Key Highlights:

  • The number of outstanding shares in Japan is steadily declining, driven primarily by ongoing share buybacks and the unwinding of cross-shareholdings.
  • Cross-shareholdings — legacy shareholdings between companies to maintain business ties — have been decreasing since the 1980s, accelerated recently by companies actively buying back and retiring their shares.
  • This structural reduction in supply is making Japanese equities increasingly attractive amid tighter equity supply-demand dynamics.

Historical Context of Supply and Demand

  • 1980s Bubble: Corporates and financial institutions, including banks, were major net buyers until the bubble burst in 1990.
  • 1990s–2000s: Corporate pension funds became significant equity investors due to raised retirement ages and eased investment regulations.
  • Late 1990s–2010s: Foreign investors grew their holdings substantially, increasing Japan’s exposure to international capital flows.
  • 2010s–early 2020s: The Bank of Japan’s unprecedented monetary easing and large-scale ETF purchases propped up the market.
  • Since 2022: Nonfinancial corporations have become the largest net equity buyers, steadily unwinding cross-shareholdings and increasing buybacks.

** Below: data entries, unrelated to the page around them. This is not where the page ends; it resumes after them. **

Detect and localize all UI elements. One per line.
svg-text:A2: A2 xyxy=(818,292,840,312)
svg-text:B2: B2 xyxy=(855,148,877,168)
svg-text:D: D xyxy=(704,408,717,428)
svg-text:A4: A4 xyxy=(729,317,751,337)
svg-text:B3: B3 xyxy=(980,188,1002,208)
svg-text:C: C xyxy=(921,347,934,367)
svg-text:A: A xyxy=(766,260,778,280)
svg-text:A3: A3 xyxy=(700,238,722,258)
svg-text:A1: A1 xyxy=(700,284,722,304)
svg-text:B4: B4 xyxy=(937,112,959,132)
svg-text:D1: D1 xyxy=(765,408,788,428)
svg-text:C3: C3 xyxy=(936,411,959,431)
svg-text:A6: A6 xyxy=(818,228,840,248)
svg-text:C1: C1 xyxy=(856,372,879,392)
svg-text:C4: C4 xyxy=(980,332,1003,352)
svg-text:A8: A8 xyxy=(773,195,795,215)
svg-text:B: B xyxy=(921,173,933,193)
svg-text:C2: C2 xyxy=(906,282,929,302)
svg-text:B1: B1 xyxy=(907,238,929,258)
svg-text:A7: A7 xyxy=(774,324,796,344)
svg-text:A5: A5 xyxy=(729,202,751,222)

Cross-Shareholdings and Buybacks

  • Broadly defined cross-shareholding ratios have steadily fallen, currently around 8% and declining by about 0.3–0.5 percentage points per year.
  • Annual share buybacks now exceed the pace of cross-shareholding unwinding, equating to about 1–1.5% of market capitalization.
  • This signals a net reduction in the total number of shares outstanding, improving capital efficiency and market attractiveness.

Growing Investor Base and Market Attractiveness

  • Activist funds are increasing exposure, owning nearly 1% of total market cap, contributing to enhanced corporate governance and M&A activity.
  • Japanese households and investment trusts are shifting from cash and deposits to equities, supported by expanded tax-advantaged schemes like NISA, with net equity purchases exceeding ¥1 trillion since early 2024.
  • Nonfinancial corporations maintain high shareholder returns through dividends and buybacks, driving earnings per share growth.

Outlook: Tight Equity Supply

  • Given abundant corporate cash, higher after-tax profits, undervaluation perceptions, and pressure from shareholders and regulators, share buybacks are expected to remain elevated in 2025, forecast at ¥17.5–18.5 trillion.
  • The continued reduction in share supply amid stable or growing demand from institutional investors, households, and activists suggests a structural tightening of Japan’s equity market.
  • This dynamic supports potential upward pressure on stock prices and improved market liquidity and efficiency.

Conclusion

Japan’s equity market is undergoing a fundamental structural change — shares are literally disappearing through buybacks and unwinding of entrenched cross-shareholdings. This evolution enhances capital discipline, supports higher shareholder returns, and improves the attractiveness of Japanese stocks for both domestic and global investors.

As supply tightens and demand strengthens, Japan may enter a new investment era marked by greater market efficiency and renewed interest from a diverse investor base.